There are also multiple operational risks that could impact a deal. “We’re seeing countries … where the government has ordered that mining operations cease, at least in the short-term while we deal with COVID-19,” Wilkin said. “So you’ve got potential targets whose operations have stopped, and [there’s] uncertainty of when mining activity can start again and minerals can start to move.”
If operations are closed and companies can’t deliver on their supply contracts, they may need to declare ‘force majeure’ — a clause in contracts that can discharge one party of its obligations if an event beyond the control of either company makes performing its duties impossible. The Financial Times reported on Feb. 27 that in response to the coronavirus, the China Council for the Promotion of International Trade issued more than 1,600 force majeure certificates to companies across 30 sectors to attempt to protect them from contract damages that stemmed from not performing their obligations.
Buyer companies should be paying particular attention to their targets’ contractual obligations and force majeure clauses. Because pandemics and epidemics are often mentioned in these clauses, it’s likely the coronavirus would be covered.
In addition, noted Wilkin, government-enforced shutdowns would very likely be covered, or when critical employees are prohibited from leaving their homes or refuse for safety reasons to attend work. “That can get a little more challenging for a company to demonstrate, but it’s the type of thing that a company may argue.”
However, force majeure clauses are very fact-specific. “Where it gets potentially more complex is if an operator elects to cease operations, isn’t forced to by a government but makes the election to do so because it thinks it’s the right thing to do to protect its employees. It’s not as potentially crystal clear.”

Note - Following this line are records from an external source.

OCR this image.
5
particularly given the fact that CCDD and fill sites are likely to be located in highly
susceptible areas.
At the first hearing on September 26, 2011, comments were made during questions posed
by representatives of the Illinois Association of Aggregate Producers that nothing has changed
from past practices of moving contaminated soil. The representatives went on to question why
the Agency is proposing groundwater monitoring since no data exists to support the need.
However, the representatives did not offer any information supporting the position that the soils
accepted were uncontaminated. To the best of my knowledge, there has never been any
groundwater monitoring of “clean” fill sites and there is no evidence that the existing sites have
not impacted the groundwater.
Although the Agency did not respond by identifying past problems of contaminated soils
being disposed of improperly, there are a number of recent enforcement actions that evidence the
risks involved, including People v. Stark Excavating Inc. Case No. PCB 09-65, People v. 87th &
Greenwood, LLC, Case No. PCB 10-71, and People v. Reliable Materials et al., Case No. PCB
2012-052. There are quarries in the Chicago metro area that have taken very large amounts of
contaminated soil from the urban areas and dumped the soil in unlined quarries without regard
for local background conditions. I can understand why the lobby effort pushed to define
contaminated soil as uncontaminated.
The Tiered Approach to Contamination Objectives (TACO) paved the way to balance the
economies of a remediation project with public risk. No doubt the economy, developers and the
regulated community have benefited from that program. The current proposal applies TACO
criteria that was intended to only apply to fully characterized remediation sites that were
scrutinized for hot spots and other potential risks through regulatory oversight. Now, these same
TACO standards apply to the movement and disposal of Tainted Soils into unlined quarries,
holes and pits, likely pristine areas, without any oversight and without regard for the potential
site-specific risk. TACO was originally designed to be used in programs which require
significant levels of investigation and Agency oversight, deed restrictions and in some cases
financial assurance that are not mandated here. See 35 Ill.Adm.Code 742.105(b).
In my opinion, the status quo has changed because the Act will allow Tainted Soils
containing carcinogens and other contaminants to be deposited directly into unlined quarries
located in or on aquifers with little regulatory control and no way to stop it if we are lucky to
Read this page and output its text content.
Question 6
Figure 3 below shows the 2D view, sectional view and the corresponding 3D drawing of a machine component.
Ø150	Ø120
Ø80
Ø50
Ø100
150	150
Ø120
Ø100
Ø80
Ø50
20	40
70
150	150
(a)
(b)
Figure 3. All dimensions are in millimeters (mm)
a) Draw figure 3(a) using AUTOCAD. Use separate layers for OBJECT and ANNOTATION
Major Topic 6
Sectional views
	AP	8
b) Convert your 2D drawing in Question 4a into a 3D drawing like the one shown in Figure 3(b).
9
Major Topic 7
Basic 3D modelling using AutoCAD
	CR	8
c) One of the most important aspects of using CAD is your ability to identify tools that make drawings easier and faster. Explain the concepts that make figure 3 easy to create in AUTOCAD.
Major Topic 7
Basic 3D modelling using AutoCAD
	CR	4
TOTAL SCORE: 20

A buyer company will also have part of its due diligence process frustrated by global travel restrictions that would prevent representatives from visiting the target’s sites, said Kellerman.
Material adverse changes (MAC) clauses will become particularly important as companies sign or finalize deals. The clause requires proof of a sustained decline in business as a result of a change specific to the business, or a broader change that affects the business disproportionately. Previous judgments involving material adverse changes clauses tend to be very fact-specific, and the effects of the pandemic are so unique, so it’s hard to say how using the clause to terminate a contract in this environment would go over in a court, said a March 23 analysis from Blakes on the law firm’s website.
“We’ve been asked this question a lot, and first and foremost it comes down to what the [contract] language says, and they’re not all the same,” said Kellerman. As well, he noted, different courts and different jurisdictions will interpret the question differently. “It’s a definite ‘it certainly may,’ but it just depends on the contract.”
For new transactions, it may be more difficult to make the case that a MAC event has occurred, because the pandemic is now considered a known event, said the online Stikeman analysis, but companies can still draft language that specifically acknowledges coronavirus-related risks.
For deals that have already been signed and not closed, the interim period will become particularly important, the experts agreed. A typical covenant requires the target company to carry out business “in the ordinary course” until the deal closes to ensure the asset remains the same value. This will likely be complicated by site closures or reduce-work orders, and the online Stikeman analysis suggested parties be flexible to give a target company the room to respond to the virus.